1. Ecological communities are assembled as complex networks of both positive (i.e. facilitation) and negative (i.e. competition) interactions. In networks established among plant species, many facilitative interactions occurring between a benefactor – a nurse – and a beneficiary – a facilitated seedling - turn into competition over time as the facilitated seedling grows and outcompetes the nurse. The facilitative associations that disappear over time are mainly restricted to closely related taxa, because close relatives tend to share niche requirements and compete more strongly for the same resources. In consequence, the phylogenetic structure of a network might change as positive associations become negative.
2. This study is aimed to characterize how the overall (i.e. nestedness and connectance) and the phylogenetic structure of facilitation networks in semi-arid communities change when facilitation turns into competition and some of the early species associations established by facilitation disappear.
3. We show that the initial facilitation networks retain the overall, but not the phylogenetic, structure. Phylogenetic analyses show that as seedlings, facilitated species tend to associate with the same subset of nurses while, on the contrary, nurses are indifferent to the identity of their facilitated seedlings. But when competition becomes important, closely related nurse species appear associated with only a subset of facilitated species in the community.
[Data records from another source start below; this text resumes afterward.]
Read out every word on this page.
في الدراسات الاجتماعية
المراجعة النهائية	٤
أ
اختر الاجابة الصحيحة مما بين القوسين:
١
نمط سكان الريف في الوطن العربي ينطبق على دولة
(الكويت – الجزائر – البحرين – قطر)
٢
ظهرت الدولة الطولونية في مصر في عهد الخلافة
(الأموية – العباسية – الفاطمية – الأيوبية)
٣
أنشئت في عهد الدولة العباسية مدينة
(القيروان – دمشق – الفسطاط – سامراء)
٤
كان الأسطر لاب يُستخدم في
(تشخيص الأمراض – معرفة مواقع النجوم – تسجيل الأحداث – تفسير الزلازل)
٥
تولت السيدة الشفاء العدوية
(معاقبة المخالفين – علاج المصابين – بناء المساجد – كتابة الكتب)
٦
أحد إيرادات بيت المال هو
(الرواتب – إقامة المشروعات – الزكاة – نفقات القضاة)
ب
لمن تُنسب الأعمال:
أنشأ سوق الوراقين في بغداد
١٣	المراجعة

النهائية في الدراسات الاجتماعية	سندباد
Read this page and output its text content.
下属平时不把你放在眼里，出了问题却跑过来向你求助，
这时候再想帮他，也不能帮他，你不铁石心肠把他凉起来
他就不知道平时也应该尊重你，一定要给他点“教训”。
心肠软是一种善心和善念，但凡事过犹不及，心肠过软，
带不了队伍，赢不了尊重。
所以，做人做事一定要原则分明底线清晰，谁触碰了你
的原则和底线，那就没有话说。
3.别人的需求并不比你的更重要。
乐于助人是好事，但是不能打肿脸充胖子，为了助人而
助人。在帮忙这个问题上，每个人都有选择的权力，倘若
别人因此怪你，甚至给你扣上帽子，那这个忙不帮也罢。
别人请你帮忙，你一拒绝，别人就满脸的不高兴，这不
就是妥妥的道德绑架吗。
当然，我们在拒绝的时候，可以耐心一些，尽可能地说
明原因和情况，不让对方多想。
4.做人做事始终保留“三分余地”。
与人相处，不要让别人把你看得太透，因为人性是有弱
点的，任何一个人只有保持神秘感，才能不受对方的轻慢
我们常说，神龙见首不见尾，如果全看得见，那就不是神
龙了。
4. Synthesis. Temporal rearrangements in the phylogenetic structure of the facilitation networks provide evidence that plant–plant species interactions lead to highly species-specific networks in which the phylogenetic history has a pervasive influence not only on recruitment but also on adult community composition. The use of phylogenetic methods combined with complex network approaches opens the possibility to understand the complexity of ecological interactions occurring in nature as for example those occurring when biological invasions take place or those producing coextinction cascades following species removal from ecosystems.